Our goals: A central objective of the research group led by Prof. Partridge is a comprehensive understanding of central signaling pathways, including the insulin, insulin-like growth factor and mTOR pathways.
The team also explores Alzheimer’s and motor neuron diseases, and has successfully modified the fruit fly Drosophila with one of the most important genetic risk factors for motor neuron diseases. Describing the mechanisms that can trigger such illnesses under specific genetic preconditions allows possible points of attack for targeted medications to be identified. These findings are truly groundbreaking, as there are no curative therapeutic approaches to date. The team of scientists now plans to investigate these mechanisms further with the ultimate goal of revealing new treatment possibilities for patients suffering from motor neuron and other neurodegenerative diseases.
Our methods/techniques: The scientists around Prof. Partridge work with model organisms like the fruit fly Drosophila and mice. They use genetics, behaviour assays, molecular biology and genome wide expression techniques to study the aging process. Their electrophysiological research methods on the fruit fly are unique at the institute to date.
Figure 1: Drosophila as a model organism to study motor neuron diseases. A hexanucleotide repeat expansion in the human C9ORF72 gene is a major risk factor for frontotemporal dementia and amyotrophic lateral sclerosis. Overexpression of C9orf72 hexanucleotide repeats in the Drosophila eye suggests that toxicity is caused by protein translated from the repeats, but not from the RNA itself.

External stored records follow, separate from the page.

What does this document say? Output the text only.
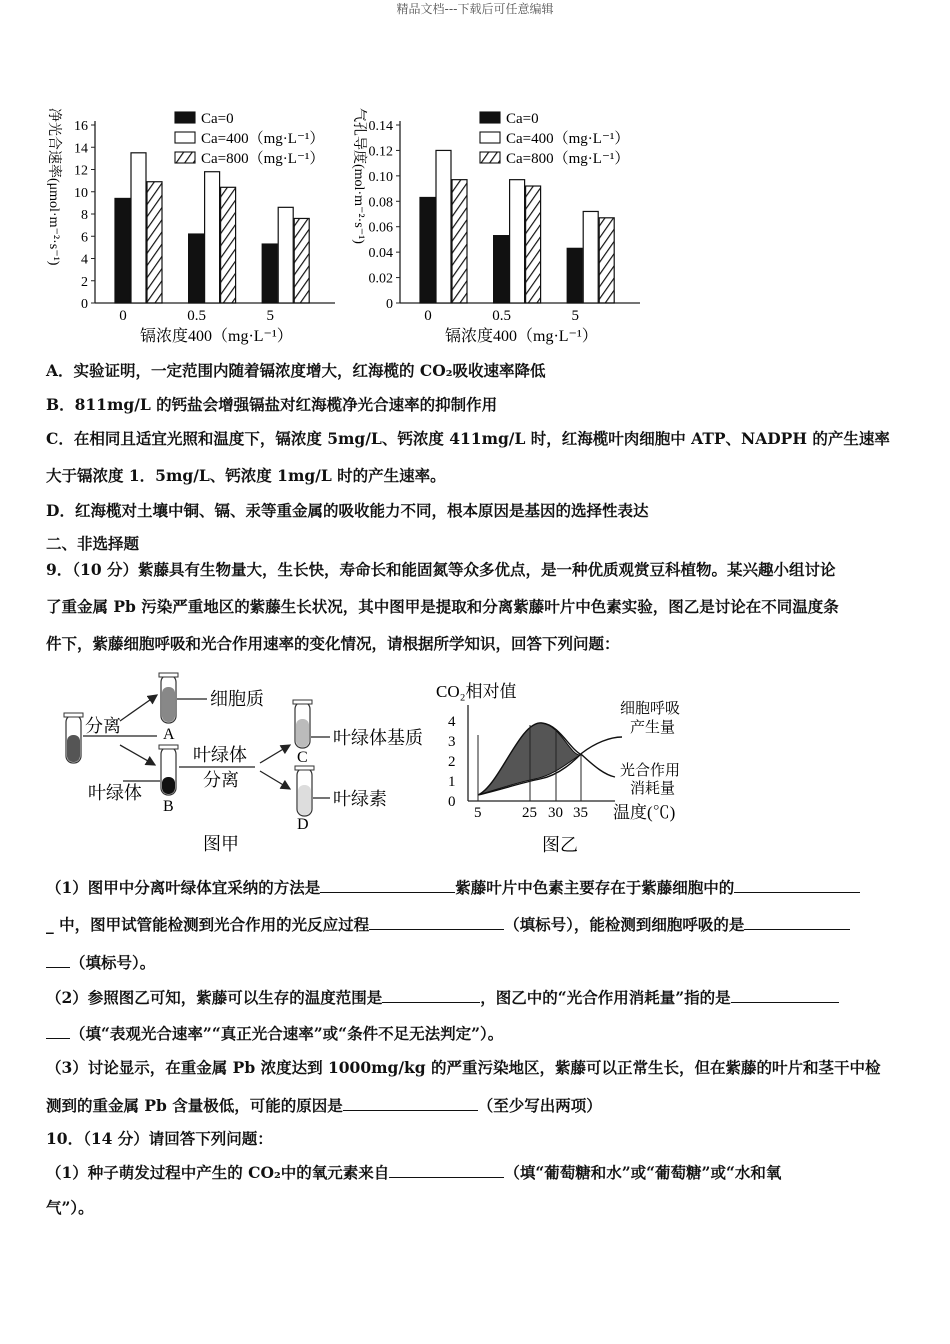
精品文档---下载后可任意编辑
净光合速率(μmol·m⁻²·s⁻¹)
0
2
4
6
8
10
12
14
16
0	0.5	5
镉浓度400（mg·L⁻¹）
Ca=0
Ca=400（mg·L⁻¹）
Ca=800（mg·L⁻¹） 气孔导度(mol·m⁻²·s⁻¹)
0
0.02
0.04
0.06
0.08
0.10
0.12
0.14
0	0.5	5
镉浓度400（mg·L⁻¹）
Ca=0
Ca=400（mg·L⁻¹）
Ca=800（mg·L⁻¹）
A．实验证明，一定范围内随着镉浓度增大，红海榄的 CO₂吸收速率降低
B．811mg/L 的钙盐会增强镉盐对红海榄净光合速率的抑制作用
C．在相同且适宜光照和温度下，镉浓度 5mg/L、钙浓度 411mg/L 时，红海榄叶肉细胞中 ATP、NADPH 的产生速率
大于镉浓度 1．5mg/L、钙浓度 1mg/L 时的产生速率。
D．红海榄对土壤中铜、镉、汞等重金属的吸收能力不同，根本原因是基因的选择性表达
二、非选择题
9．（10 分）紫藤具有生物量大，生长快，寿命长和能固氮等众多优点，是一种优质观赏豆科植物。某兴趣小组讨论
了重金属 Pb 污染严重地区的紫藤生长状况，其中图甲是提取和分离紫藤叶片中色素实验，图乙是讨论在不同温度条
件下，紫藤细胞呼吸和光合作用速率的变化情况，请根据所学知识，回答下列问题：
分离	A
细胞质
B
叶绿体
叶绿体
分离
C
叶绿体基质
D
叶绿素
图甲
CO₂相对值
0
1
2
3
4
5	25 30 35 温度(℃)
细胞呼吸
产生量
光合作用
消耗量
图乙
（1）图甲中分离叶绿体宜采纳的方法是	紫藤叶片中色素主要存在于紫藤细胞中的
_ 中，图甲试管能检测到光合作用的光反应过程	（填标号），能检测到细胞呼吸的是
（填标号）。
（2）参照图乙可知，紫藤可以生存的温度范围是	，图乙中的“光合作用消耗量”指的是
（填“表观光合速率”“真正光合速率”或“条件不足无法判定”）。
（3）讨论显示，在重金属 Pb 浓度达到 1000mg/kg 的严重污染地区，紫藤可以正常生长，但在紫藤的叶片和茎干中检
测到的重金属 Pb 含量极低，可能的原因是	（至少写出两项）
10．（14 分）请回答下列问题：
（1）种子萌发过程中产生的 CO₂中的氧元素来自	（填“葡萄糖和水”或“葡萄糖”或“水和氧
气”）。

Figure 2: Heat map showing differential tissue specific proteomics of Drosophila. We detected approximately 6000 proteins in each tissue, revealing highly tissue specific expression profiles in response to reduced IIS.
Figure 3: Drosophila activity monitor. A Drosophila activity monitor allows measuring sleep parameters in fruit flies. Treatment of flies with Rapamycin, an inhibitor of the mTOR pathway, ameliorated the age-related decline in sleep quality.